My major challenges were in finances. The last six months became a constant unexpected drain of money and energy: my car totaled and a new car to purchase, computer issues and replacement, remodeling of a shower, new glasses, cell phone death and replacement, upgrading an insufficient electrical panel, problems with the illustrations for my new book, and my list went on. But looking at the end results gave me some peace and hope, even if I wasn’t always excited about the money bleeding away.
I could l have been killed or seriously injured in the car accident, as the truck hit my vehicle immediately behind the driver’s door. One inch further right and I’d have had damage too, but I escaped without a bruise or scratch. The new car provides me with a safer vehicle, and I financed it at no interest.
The cell phone incident ultimately gave me a gift as well. My old phone hadn’t been holding power and finally it flashed the words “critical incident” across its face and went dark. Two weeks later the worst storm of the season hit the Oregon Coast and electric power went out in my building for 15 hours. If it hadn’t been for the new phone my daughter, who lives in Portland, would have been unable to contact me, and she’d have driven over the mountain and arrived on my doorstep. As it was, we could communicate. And because she was still concerned that I had no heat or hot food, and the storm was forecast to get worse that evening, I headed inland to her rather than have her running into rain and heavy winds.
The new idea for my book illustrations is unusual, perfect, and surprisingly was less costly than I expected. I love my new computer, and I knew at some point I would have to improve the electrical panel. I was just thankful that I had not burned the house down when my dryer fried its plug and connection box. Every difficult event came to an improved ending. I was reminded not to panic but to give problems time to breathe and unravel. I came away remembering to trust the Universe.
As we move into 2017 with a new President in the United States and our country divided, we need to assume those same attitudes of waiting and not panicking. We need to wait for the solutions to appear and to spend our time tackling what we can.
For me, returning to Colorado as October ended, meant dealing with my own chaos, such as finding the top of my work table, which was piled high with projects, and working upon issues that were in front of me like preparing for the series of holidays I would host, and simplifying everything that I could.
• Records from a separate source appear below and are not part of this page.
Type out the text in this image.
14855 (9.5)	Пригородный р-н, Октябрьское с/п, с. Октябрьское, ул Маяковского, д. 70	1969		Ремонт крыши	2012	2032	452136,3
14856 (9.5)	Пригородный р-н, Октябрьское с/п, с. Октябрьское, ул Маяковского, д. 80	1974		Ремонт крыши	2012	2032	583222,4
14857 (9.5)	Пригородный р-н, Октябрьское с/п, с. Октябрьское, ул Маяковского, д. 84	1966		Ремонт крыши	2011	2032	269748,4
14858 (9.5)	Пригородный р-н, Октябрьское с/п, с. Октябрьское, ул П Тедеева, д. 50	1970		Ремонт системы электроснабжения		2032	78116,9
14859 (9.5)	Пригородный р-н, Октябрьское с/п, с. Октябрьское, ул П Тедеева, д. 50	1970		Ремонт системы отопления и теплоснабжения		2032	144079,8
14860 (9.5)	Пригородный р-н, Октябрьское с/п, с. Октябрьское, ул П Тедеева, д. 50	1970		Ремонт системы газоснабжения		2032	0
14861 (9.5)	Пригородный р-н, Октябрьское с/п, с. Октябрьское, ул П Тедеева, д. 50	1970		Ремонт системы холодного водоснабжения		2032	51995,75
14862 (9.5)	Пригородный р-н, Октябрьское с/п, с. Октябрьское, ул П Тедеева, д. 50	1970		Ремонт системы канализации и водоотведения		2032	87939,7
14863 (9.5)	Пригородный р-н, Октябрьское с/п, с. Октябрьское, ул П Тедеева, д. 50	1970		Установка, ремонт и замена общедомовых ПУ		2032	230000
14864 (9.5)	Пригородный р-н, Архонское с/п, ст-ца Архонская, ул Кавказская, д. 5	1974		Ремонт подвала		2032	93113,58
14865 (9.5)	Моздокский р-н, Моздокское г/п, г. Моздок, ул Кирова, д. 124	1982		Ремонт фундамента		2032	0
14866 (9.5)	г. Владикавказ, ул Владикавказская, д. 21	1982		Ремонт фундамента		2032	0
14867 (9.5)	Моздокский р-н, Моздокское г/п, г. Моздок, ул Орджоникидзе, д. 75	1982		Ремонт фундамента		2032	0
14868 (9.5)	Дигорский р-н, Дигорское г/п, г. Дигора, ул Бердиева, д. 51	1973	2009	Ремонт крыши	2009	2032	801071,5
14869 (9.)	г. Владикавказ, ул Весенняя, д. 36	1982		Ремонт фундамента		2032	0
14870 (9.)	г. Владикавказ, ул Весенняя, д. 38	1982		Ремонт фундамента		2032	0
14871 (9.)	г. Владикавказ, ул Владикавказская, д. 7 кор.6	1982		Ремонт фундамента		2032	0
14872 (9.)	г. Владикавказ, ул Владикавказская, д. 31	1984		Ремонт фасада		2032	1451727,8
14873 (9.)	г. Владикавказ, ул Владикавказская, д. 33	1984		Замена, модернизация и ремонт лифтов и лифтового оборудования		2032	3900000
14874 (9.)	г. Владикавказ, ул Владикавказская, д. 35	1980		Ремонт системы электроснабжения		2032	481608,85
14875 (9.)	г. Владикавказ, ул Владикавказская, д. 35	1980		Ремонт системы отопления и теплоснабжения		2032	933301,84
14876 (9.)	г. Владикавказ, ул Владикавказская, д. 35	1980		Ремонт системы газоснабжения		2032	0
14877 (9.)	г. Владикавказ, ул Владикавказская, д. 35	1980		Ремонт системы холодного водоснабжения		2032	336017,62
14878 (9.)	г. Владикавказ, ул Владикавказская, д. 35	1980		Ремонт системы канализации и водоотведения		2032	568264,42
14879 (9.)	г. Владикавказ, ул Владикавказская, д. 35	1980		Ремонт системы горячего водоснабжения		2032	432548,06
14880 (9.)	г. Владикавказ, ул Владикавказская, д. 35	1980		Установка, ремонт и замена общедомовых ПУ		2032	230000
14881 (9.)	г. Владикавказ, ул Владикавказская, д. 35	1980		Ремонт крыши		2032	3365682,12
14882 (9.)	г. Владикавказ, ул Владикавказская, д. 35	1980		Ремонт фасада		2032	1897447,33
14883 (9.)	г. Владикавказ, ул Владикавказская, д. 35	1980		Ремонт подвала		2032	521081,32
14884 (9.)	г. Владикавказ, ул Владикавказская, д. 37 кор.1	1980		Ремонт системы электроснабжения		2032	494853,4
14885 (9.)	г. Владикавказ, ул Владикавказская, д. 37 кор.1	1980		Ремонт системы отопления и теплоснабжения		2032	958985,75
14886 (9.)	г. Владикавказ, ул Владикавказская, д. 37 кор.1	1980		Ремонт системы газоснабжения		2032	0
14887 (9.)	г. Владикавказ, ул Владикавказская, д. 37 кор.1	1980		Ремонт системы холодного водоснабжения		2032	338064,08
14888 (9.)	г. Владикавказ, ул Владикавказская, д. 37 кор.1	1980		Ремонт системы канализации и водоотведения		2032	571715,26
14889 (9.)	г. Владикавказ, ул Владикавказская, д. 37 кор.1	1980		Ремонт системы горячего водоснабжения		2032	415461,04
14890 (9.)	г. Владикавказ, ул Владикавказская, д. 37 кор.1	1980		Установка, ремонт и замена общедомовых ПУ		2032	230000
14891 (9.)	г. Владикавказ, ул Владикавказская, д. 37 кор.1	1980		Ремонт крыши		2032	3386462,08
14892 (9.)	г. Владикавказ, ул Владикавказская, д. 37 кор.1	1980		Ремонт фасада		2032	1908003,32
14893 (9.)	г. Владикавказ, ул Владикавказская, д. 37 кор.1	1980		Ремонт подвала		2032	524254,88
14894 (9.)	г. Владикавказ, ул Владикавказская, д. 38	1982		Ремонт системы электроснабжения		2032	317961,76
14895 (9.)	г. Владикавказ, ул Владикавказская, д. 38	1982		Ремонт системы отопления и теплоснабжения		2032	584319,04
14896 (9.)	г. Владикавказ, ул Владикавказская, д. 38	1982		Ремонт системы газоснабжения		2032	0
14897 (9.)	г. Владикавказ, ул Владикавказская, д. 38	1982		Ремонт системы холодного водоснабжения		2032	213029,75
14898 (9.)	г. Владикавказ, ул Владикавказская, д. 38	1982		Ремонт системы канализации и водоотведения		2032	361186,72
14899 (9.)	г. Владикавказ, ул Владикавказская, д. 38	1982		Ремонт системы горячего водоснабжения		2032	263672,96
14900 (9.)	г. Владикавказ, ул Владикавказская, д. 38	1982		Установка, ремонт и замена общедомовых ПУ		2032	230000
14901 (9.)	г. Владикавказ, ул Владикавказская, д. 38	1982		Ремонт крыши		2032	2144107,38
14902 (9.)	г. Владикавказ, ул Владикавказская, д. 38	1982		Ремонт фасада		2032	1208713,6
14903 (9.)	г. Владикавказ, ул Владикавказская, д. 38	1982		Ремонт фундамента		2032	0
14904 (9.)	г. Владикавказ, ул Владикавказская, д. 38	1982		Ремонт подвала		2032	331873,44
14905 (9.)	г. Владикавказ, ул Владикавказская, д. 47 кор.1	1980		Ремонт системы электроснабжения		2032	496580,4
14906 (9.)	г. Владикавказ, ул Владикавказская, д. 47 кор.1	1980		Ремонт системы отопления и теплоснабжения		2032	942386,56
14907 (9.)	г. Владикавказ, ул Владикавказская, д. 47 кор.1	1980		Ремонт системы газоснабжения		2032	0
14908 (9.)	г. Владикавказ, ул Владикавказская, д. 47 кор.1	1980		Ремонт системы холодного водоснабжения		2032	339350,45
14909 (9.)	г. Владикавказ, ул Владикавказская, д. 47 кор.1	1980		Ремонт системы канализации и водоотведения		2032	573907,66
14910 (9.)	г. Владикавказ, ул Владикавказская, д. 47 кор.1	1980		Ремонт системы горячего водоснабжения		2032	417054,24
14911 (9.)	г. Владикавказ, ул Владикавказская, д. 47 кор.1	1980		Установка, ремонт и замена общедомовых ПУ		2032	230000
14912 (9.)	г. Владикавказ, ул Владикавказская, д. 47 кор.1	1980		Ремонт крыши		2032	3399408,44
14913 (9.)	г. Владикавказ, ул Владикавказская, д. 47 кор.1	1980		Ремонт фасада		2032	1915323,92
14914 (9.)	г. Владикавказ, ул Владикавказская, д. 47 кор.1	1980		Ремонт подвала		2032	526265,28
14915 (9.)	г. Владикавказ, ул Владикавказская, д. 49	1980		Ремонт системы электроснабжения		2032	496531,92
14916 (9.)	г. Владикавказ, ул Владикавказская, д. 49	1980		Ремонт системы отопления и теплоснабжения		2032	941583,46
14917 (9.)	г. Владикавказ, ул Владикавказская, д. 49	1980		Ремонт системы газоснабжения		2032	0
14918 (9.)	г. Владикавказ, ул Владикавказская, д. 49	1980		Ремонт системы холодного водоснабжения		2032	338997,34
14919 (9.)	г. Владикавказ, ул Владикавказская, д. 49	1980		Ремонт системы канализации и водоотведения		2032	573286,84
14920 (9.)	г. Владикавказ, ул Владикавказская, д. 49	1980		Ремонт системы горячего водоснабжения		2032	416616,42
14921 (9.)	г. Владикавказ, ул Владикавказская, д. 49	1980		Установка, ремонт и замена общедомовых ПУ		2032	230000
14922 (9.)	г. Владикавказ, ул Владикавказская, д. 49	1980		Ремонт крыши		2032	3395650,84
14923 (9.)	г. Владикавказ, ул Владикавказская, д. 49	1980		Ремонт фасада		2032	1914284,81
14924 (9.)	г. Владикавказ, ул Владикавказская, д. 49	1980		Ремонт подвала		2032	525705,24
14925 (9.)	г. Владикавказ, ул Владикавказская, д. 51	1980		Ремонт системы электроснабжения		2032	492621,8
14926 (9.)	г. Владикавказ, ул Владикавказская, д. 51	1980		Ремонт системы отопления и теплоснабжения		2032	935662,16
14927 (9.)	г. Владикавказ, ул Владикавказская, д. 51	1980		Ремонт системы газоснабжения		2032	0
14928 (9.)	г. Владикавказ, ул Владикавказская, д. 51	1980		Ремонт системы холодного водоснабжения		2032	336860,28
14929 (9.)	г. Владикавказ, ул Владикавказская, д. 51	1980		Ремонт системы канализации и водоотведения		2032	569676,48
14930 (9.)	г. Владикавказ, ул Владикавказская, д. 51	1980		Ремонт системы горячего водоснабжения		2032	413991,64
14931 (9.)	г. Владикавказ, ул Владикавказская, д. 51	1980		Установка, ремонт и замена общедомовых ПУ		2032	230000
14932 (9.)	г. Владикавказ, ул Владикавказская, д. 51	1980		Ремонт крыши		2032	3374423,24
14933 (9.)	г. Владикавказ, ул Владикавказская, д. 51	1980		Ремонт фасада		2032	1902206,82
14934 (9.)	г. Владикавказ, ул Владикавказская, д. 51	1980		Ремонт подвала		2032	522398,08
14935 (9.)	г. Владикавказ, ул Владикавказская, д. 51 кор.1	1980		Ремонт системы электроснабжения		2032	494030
As I worked with those intentions, I found myself seriously considering what New Year’s resolutions I wanted to make. I ended up with just one: to move through the days of 2017 in peace, patience and love.
Love is such a nebulous word. It goes beyond the familial and sexual tones we often associate with it. It is reflected in what we do in the world around us. Each morning, as I have my first cup of coffee, I feed the birds. For me, this is one way to live in companionship with nature. I write a letter or two each month to a sister-in-law who is in a care facility and to a friend far away as she battles to regain her health. I toss a dollar in the Salvation Army kettle or hand it to someone who needs it. I don’t have to do “BIG” things. Big and small are labels we apply. The thing we consider small can be very important to another. I don’t need to judge; all I need to do is to be peaceful and show caring.
I am posting this early, just in case you too are thinking about New Year’s resolutions. If you are reading this in January, it isn’t too late to write them. Despite the fact tradition calls us to make them on New Year’s doorstep, it is never too late. Everyone’s journey is different. Your resolutions will be your own. You may resolve to be more present for your children, to get out of debt or to smile more.
Whatever comes to you to be handled, meet it without panic. Meet it with patience. Meet it with trust there is a solution and that the solution will come. Meet it in love.
Happy New Year. I wish you all a wonderful 2017.